In CoMBCR, the integrated CoMBCR embeddings serve as the primary joint representation of B cells, balancing both modalities, while single-modal embeddings (i.e., CoMBCR-BCR embeddings and CoMBCR-expression embeddings) are provided as complementary outputs to address specific analytical requirements of users. Each embedding type captures distinct biological features, with the CoMBCR embeddings balancing both modalities. The optimal choice depends on analytical objectives. For tasks emphasizing particular biological aspects, single-modal embeddings may be more suitable (Results S2.5, Fig. S26-S32, available as supplementary data at Bioinformatics online). However, CoMBCR embeddings can provide better performance by leveraging complementary information from both modalities for analyses requiring comprehensive views. In PCNSL studies, while CoMBCR-BCR embeddings cannot capture memory B cell trajectories (Fig. S33C, available as supplementary data at Bioinformatics online), CoMBCR embeddings successfully incorporate this information from CoMBCR-expression patterns (Fig. S33D, available as supplementary data at Bioinformatics online). Additionally, CoMBCR embeddings can reveal finer cellular subtype resolution and uncover diversity within seemingly homogeneous populations that single-modal approaches miss under the same settings of clustering (Fig. S33G-I, available as supplementary data at Bioinformatics online).

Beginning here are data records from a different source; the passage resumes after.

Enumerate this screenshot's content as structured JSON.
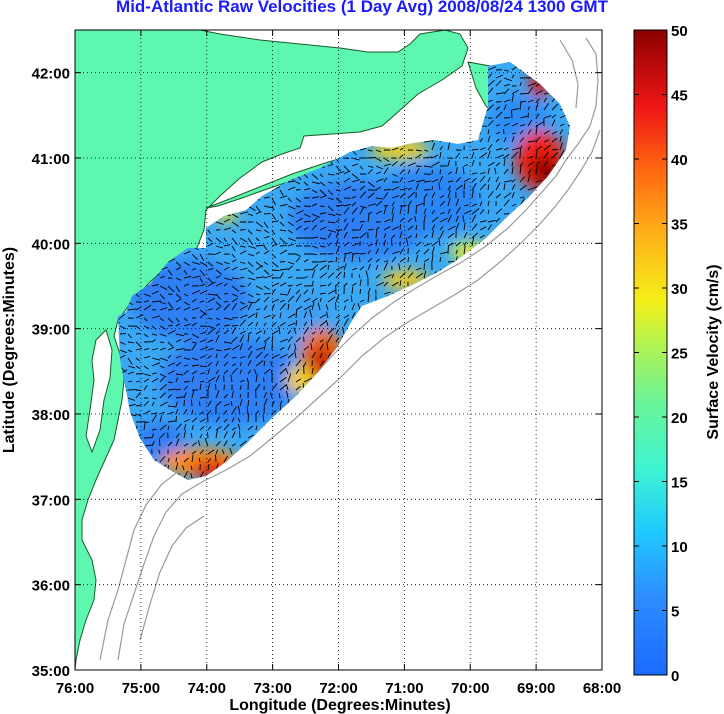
{
  "title": "Mid-Atlantic Raw Velocities (1 Day Avg) 2008/08/24 1300 GMT",
  "map": {
    "xlabel": "Longitude (Degrees:Minutes)",
    "ylabel": "Latitude (Degrees:Minutes)",
    "lon_range": [
      -76,
      -68
    ],
    "lat_range": [
      35,
      42.5
    ],
    "x_ticks": [
      "76:00",
      "75:00",
      "74:00",
      "73:00",
      "72:00",
      "71:00",
      "70:00",
      "69:00",
      "68:00"
    ],
    "y_ticks": [
      "35:00",
      "36:00",
      "37:00",
      "38:00",
      "39:00",
      "40:00",
      "41:00",
      "42:00"
    ],
    "grid": "dotted",
    "land_color": "#5ef7b0",
    "bathymetry_color": "#9a9a9a",
    "vector_color": "#000000"
  },
  "colorbar": {
    "label": "Surface Velocity (cm/s)",
    "range": [
      0,
      50
    ],
    "ticks": [
      "0",
      "5",
      "10",
      "15",
      "20",
      "25",
      "30",
      "35",
      "40",
      "45",
      "50"
    ],
    "colormap": "jet"
  }
}
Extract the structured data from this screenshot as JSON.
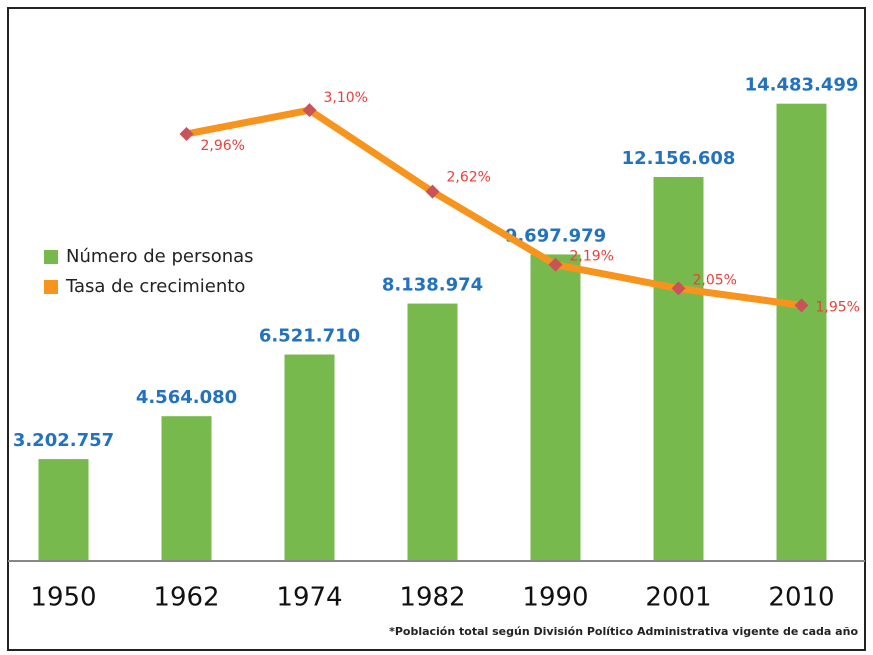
{
  "chart_data": {
    "type": "combo",
    "categories": [
      "1950",
      "1962",
      "1974",
      "1982",
      "1990",
      "2001",
      "2010"
    ],
    "series": [
      {
        "name": "Número de personas",
        "type": "bar",
        "color": "#77b94d",
        "values": [
          3202757,
          4564080,
          6521710,
          8138974,
          9697979,
          12156608,
          14483499
        ],
        "value_labels": [
          "3.202.757",
          "4.564.080",
          "6.521.710",
          "8.138.974",
          "9.697.979",
          "12.156.608",
          "14.483.499"
        ]
      },
      {
        "name": "Tasa de crecimiento",
        "type": "line",
        "axis": "y2",
        "color": "#f7941d",
        "marker_color": "#c8545a",
        "values": [
          null,
          2.96,
          3.1,
          2.62,
          2.19,
          2.05,
          1.95
        ],
        "value_labels": [
          null,
          "2,96%",
          "3,10%",
          "2,62%",
          "2,19%",
          "2,05%",
          "1,95%"
        ]
      }
    ],
    "ylim": [
      0,
      14600000
    ],
    "y2lim": [
      0.45,
      3.16
    ],
    "legend": "left",
    "annotation": "*Población total según División Político Administrativa vigente de cada año"
  }
}
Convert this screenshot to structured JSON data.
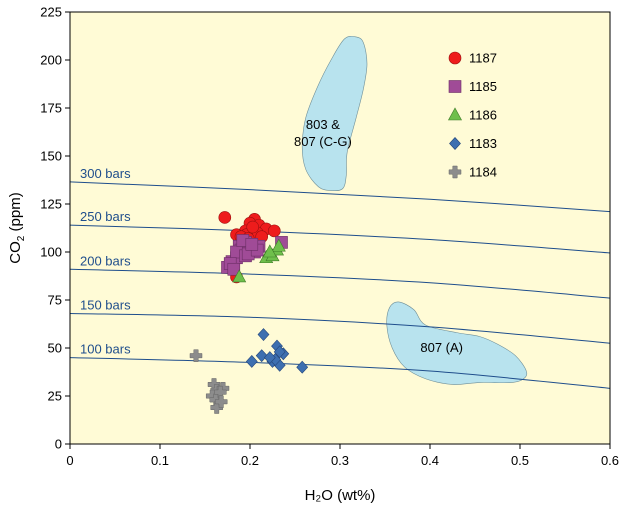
{
  "chart_data": {
    "type": "scatter",
    "xlabel": "H₂O (wt%)",
    "ylabel_main": "CO",
    "ylabel_sub": "2",
    "ylabel_unit": " (ppm)",
    "xlim": [
      0,
      0.6
    ],
    "ylim": [
      0,
      225
    ],
    "x_ticks": [
      0,
      0.1,
      0.2,
      0.3,
      0.4,
      0.5,
      0.6
    ],
    "x_tick_labels": [
      "0",
      "0.1",
      "0.2",
      "0.3",
      "0.4",
      "0.5",
      "0.6"
    ],
    "y_ticks": [
      0,
      25,
      50,
      75,
      100,
      125,
      150,
      175,
      200,
      225
    ],
    "y_tick_labels": [
      "0",
      "25",
      "50",
      "75",
      "100",
      "125",
      "150",
      "175",
      "200",
      "225"
    ],
    "background_color": "#fffbd6",
    "legend_position": "top-right",
    "isobars": [
      {
        "label": "300 bars",
        "points": [
          [
            0,
            136.5
          ],
          [
            0.2,
            132.5
          ],
          [
            0.4,
            127.5
          ],
          [
            0.6,
            121
          ]
        ]
      },
      {
        "label": "250 bars",
        "points": [
          [
            0,
            114
          ],
          [
            0.2,
            111
          ],
          [
            0.4,
            106.5
          ],
          [
            0.6,
            99.5
          ]
        ]
      },
      {
        "label": "200 bars",
        "points": [
          [
            0,
            91
          ],
          [
            0.2,
            88.5
          ],
          [
            0.4,
            84
          ],
          [
            0.6,
            76
          ]
        ]
      },
      {
        "label": "150 bars",
        "points": [
          [
            0,
            68
          ],
          [
            0.2,
            66
          ],
          [
            0.4,
            61
          ],
          [
            0.6,
            52.5
          ]
        ]
      },
      {
        "label": "100 bars",
        "points": [
          [
            0,
            45
          ],
          [
            0.2,
            42.5
          ],
          [
            0.4,
            38
          ],
          [
            0.6,
            29
          ]
        ]
      }
    ],
    "isobar_color": "#1f4e8c",
    "fields": [
      {
        "label_lines": [
          "803 &",
          "807 (C-G)"
        ],
        "label_at": [
          0.281,
          164
        ],
        "color": "#b8e3ee",
        "outline": [
          [
            0.318,
            212
          ],
          [
            0.305,
            211
          ],
          [
            0.29,
            200
          ],
          [
            0.275,
            186
          ],
          [
            0.262,
            170
          ],
          [
            0.258,
            155
          ],
          [
            0.262,
            143
          ],
          [
            0.276,
            134
          ],
          [
            0.29,
            132
          ],
          [
            0.303,
            133
          ],
          [
            0.307,
            140
          ],
          [
            0.308,
            152
          ],
          [
            0.318,
            170
          ],
          [
            0.326,
            185
          ],
          [
            0.33,
            198
          ],
          [
            0.326,
            209
          ]
        ]
      },
      {
        "label_lines": [
          "807 (A)"
        ],
        "label_at": [
          0.413,
          48
        ],
        "color": "#b8e3ee",
        "outline": [
          [
            0.365,
            74
          ],
          [
            0.355,
            71
          ],
          [
            0.352,
            62
          ],
          [
            0.358,
            50
          ],
          [
            0.372,
            40
          ],
          [
            0.395,
            34
          ],
          [
            0.425,
            31
          ],
          [
            0.455,
            32
          ],
          [
            0.49,
            32
          ],
          [
            0.504,
            34
          ],
          [
            0.507,
            38
          ],
          [
            0.495,
            46
          ],
          [
            0.475,
            52
          ],
          [
            0.455,
            56
          ],
          [
            0.43,
            58
          ],
          [
            0.395,
            62
          ],
          [
            0.382,
            70
          ]
        ]
      }
    ],
    "series": [
      {
        "name": "1187",
        "marker": "circle",
        "color": "#ee1c1c",
        "x": [
          0.172,
          0.205,
          0.2,
          0.195,
          0.21,
          0.218,
          0.208,
          0.196,
          0.227,
          0.185,
          0.19,
          0.198,
          0.213,
          0.185,
          0.203
        ],
        "y": [
          118,
          117,
          115,
          111,
          114,
          112,
          110,
          109,
          111,
          109,
          108,
          107,
          108,
          87,
          113
        ]
      },
      {
        "name": "1185",
        "marker": "square",
        "color": "#a04b97",
        "x": [
          0.175,
          0.18,
          0.185,
          0.188,
          0.19,
          0.195,
          0.2,
          0.205,
          0.21,
          0.185,
          0.195,
          0.178,
          0.192,
          0.198,
          0.208,
          0.235,
          0.182,
          0.202
        ],
        "y": [
          92,
          95,
          97,
          103,
          101,
          105,
          103,
          100,
          103,
          100,
          98,
          94,
          106,
          99,
          101,
          105,
          91,
          104
        ]
      },
      {
        "name": "1186",
        "marker": "triangle",
        "color": "#6fbf4b",
        "x": [
          0.188,
          0.218,
          0.225,
          0.23,
          0.232,
          0.222
        ],
        "y": [
          87,
          97,
          98,
          101,
          103,
          100
        ]
      },
      {
        "name": "1183",
        "marker": "diamond",
        "color": "#3d6fb0",
        "x": [
          0.202,
          0.213,
          0.215,
          0.225,
          0.23,
          0.233,
          0.237,
          0.228,
          0.258,
          0.222,
          0.233
        ],
        "y": [
          43,
          46,
          57,
          43,
          51,
          41,
          47,
          44,
          40,
          45,
          48
        ]
      },
      {
        "name": "1184",
        "marker": "plus",
        "color": "#8c8c8c",
        "x": [
          0.14,
          0.16,
          0.163,
          0.17,
          0.158,
          0.162,
          0.167,
          0.163,
          0.168
        ],
        "y": [
          46,
          31,
          28,
          29,
          25,
          23,
          27,
          19,
          22
        ]
      }
    ]
  }
}
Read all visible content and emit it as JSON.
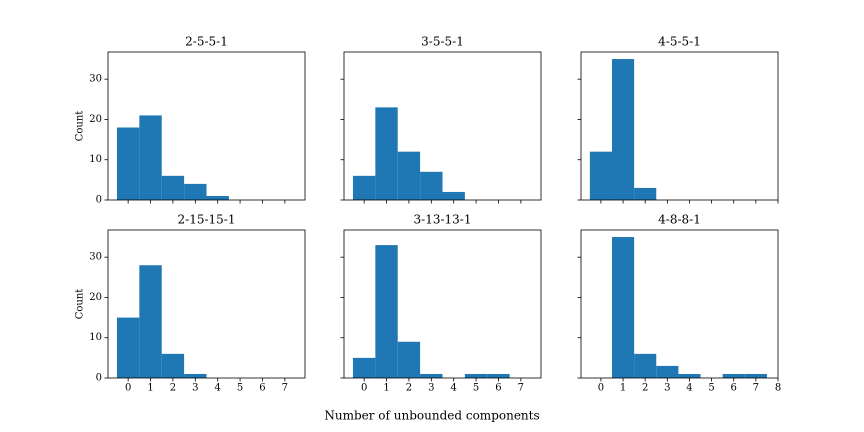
{
  "xlabel": "Number of unbounded components",
  "chart_data": [
    {
      "type": "histogram",
      "title": "2-5-5-1",
      "ylabel": "Count",
      "color": "#1f77b4",
      "bins": [
        -0.5,
        0.5,
        1.5,
        2.5,
        3.5,
        4.5
      ],
      "values": [
        18,
        21,
        6,
        4,
        1
      ],
      "xlim": [
        -0.9,
        7.9
      ],
      "ylim": [
        0,
        36.75
      ],
      "xticks": [
        0,
        1,
        2,
        3,
        4,
        5,
        6,
        7
      ],
      "yticks": [
        0,
        10,
        20,
        30
      ],
      "xtick_labels": false,
      "ytick_labels": true
    },
    {
      "type": "histogram",
      "title": "3-5-5-1",
      "color": "#1f77b4",
      "bins": [
        -0.5,
        0.5,
        1.5,
        2.5,
        3.5,
        4.5
      ],
      "values": [
        6,
        23,
        12,
        7,
        2
      ],
      "xlim": [
        -0.9,
        7.9
      ],
      "ylim": [
        0,
        36.75
      ],
      "xticks": [
        0,
        1,
        2,
        3,
        4,
        5,
        6,
        7
      ],
      "yticks": [
        0,
        10,
        20,
        30
      ],
      "xtick_labels": false,
      "ytick_labels": false
    },
    {
      "type": "histogram",
      "title": "4-5-5-1",
      "color": "#1f77b4",
      "bins": [
        -0.5,
        0.5,
        1.5,
        2.5
      ],
      "values": [
        12,
        35,
        3
      ],
      "xlim": [
        -0.9,
        8.0
      ],
      "ylim": [
        0,
        36.75
      ],
      "xticks": [
        0,
        1,
        2,
        3,
        4,
        5,
        6,
        7,
        8
      ],
      "yticks": [
        0,
        10,
        20,
        30
      ],
      "xtick_labels": false,
      "ytick_labels": false
    },
    {
      "type": "histogram",
      "title": "2-15-15-1",
      "ylabel": "Count",
      "color": "#1f77b4",
      "bins": [
        -0.5,
        0.5,
        1.5,
        2.5,
        3.5
      ],
      "values": [
        15,
        28,
        6,
        1
      ],
      "xlim": [
        -0.9,
        7.9
      ],
      "ylim": [
        0,
        36.75
      ],
      "xticks": [
        0,
        1,
        2,
        3,
        4,
        5,
        6,
        7
      ],
      "yticks": [
        0,
        10,
        20,
        30
      ],
      "xtick_labels": true,
      "ytick_labels": true
    },
    {
      "type": "histogram",
      "title": "3-13-13-1",
      "color": "#1f77b4",
      "bins": [
        -0.5,
        0.5,
        1.5,
        2.5,
        3.5,
        4.5,
        5.5,
        6.5
      ],
      "values": [
        5,
        33,
        9,
        1,
        0,
        1,
        1
      ],
      "xlim": [
        -0.9,
        7.9
      ],
      "ylim": [
        0,
        36.75
      ],
      "xticks": [
        0,
        1,
        2,
        3,
        4,
        5,
        6,
        7
      ],
      "yticks": [
        0,
        10,
        20,
        30
      ],
      "xtick_labels": true,
      "ytick_labels": false
    },
    {
      "type": "histogram",
      "title": "4-8-8-1",
      "color": "#1f77b4",
      "bins": [
        0.5,
        1.5,
        2.5,
        3.5,
        4.5,
        5.5,
        6.5,
        7.5
      ],
      "values": [
        35,
        6,
        3,
        1,
        0,
        1,
        1
      ],
      "xlim": [
        -0.9,
        8.0
      ],
      "ylim": [
        0,
        36.75
      ],
      "xticks": [
        0,
        1,
        2,
        3,
        4,
        5,
        6,
        7,
        8
      ],
      "yticks": [
        0,
        10,
        20,
        30
      ],
      "xtick_labels": true,
      "ytick_labels": false
    }
  ]
}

While our study demonstrates promising results, several aspects warrant further development. First, as light chains provided no significant improvement in SARS-CoV-2 binding prediction (Fig. S1-S2, available as supplementary data at Bioinformatics online) while doubling computational cost, our model currently focuses on heavy chains. Besides the possibility that light chains may not provide as much effective information as heavy chains, incorporating two full-length BCR chains (paired heavy and light) also poses complexity challenges to the current BCR encoder, though we acknowledge their established functionality. Future encoder advancements may enable comprehensive paired-chain integration. Second, we currently rely on distance metrics and the pre-trained encoder for capturing modality relationships, and exploring alternative approaches could enhance performance. Additionally, we envision extending CoMBCR’s architecture to accommodate other data types and additional modalities beyond its current scope.
Overall, CoMBCR presents a novel co-learning framework that effectively integrates BCR and gene expression data to interpret the BCR repertoire. We expect CoMBCR to contribute significantly to the development of immunotherapies and enhance our understanding of the immune system’s response to various diseases, particularly in contexts where BCR-driven responses play crucial roles.